Des chercheurs prouvent que les modèles d’IA dégénèrent s’ils sont entraînés avec leurs propres résultats

À la fin c'est moche (Photo avec quelques exemples de clichés/portraits traités par IA qui perdent leur netteté et leur définition au cours du processus)

Utiliser des données générées par IA pour enrichir un modèle d’IA conduit progressivement à l’effondrement de la qualité de ses résultats.

Détruire un modèle d’IA sera peut-être une préoccupation d’activistes d’ici quelques années. Grâce à une étude publiée dans Nature, on connaît une méthode qui, au moins, semble fonctionner. Des chercheurs en intelligence artificielle de Cambridge, au Royaume-Uni, ont essayé de savoir ce qu’il se passait en entraînant des modèles d’IA avec les résultats issus de ces mêmes modèles. En d’autres termes, nourrir de l’IA générative avec de l’IA générative. Eh bien le résultat est sans appel : le modèle finit tôt ou tard pas s’effondrer.

L’expérimentation n’a rien d’un projet néo-luddite, mais s’apparente plutôt à une mise en garde pour Zakhar Shumaylov, l’un des co-auteurs de l’étude, à toute l’industrie et la recherche en IA : " Tout le sujet est de montrer que nous devons faire vraiment attention à ce que nous utilisons comme donnée pour enrichir les IA ", affirme-t-il.

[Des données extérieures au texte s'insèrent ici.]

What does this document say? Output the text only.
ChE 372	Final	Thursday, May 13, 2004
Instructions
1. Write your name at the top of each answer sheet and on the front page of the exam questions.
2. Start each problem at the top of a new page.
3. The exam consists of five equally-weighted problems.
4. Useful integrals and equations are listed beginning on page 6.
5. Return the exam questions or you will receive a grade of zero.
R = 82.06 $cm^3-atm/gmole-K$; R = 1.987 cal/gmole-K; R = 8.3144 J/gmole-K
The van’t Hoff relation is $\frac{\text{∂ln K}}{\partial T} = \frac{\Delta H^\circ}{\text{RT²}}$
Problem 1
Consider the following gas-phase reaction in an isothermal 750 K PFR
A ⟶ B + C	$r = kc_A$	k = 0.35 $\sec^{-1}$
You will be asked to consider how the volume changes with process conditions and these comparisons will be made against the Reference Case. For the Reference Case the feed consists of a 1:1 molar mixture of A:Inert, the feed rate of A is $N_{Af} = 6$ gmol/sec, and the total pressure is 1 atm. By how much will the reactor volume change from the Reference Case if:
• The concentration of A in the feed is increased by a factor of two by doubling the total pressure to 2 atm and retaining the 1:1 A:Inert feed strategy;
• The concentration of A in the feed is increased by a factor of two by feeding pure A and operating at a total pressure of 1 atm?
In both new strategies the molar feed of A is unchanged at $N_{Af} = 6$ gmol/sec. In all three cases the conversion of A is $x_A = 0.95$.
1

L’expérience menée à Cambridge : générer des articles Wikipédia

L’équipe de Shumaylov a testé son hypothèse avec l’un des usages les plus fréquents des intelligences artificielles génératives : la génération de texte. Un premier modèle a été enrichi avec des articles de Wikipédia (comme peuvent l’être de nombreux modèles, de ChatGPT à Gemini). Les chercheurs ont ensuite demandé à ce modèle de générer des articles de style Wikipédia. Une tâche simple pour un modèle entraîné sur une bonne matière première, constituée d’articles de Wikipédia.

Mais voilà, ils ont ensuite ajouté les articles générés au modèle initial, mélangeant une source " pure " et authentique (les vrais articles Wikipédia) et une source générée (les articles générés par le modèle dans le style de Wikipédia). Et déjà, les choses ont empiré, avec une seule génération de modèle qui n’a que partiellement été entraînée avec des IA. 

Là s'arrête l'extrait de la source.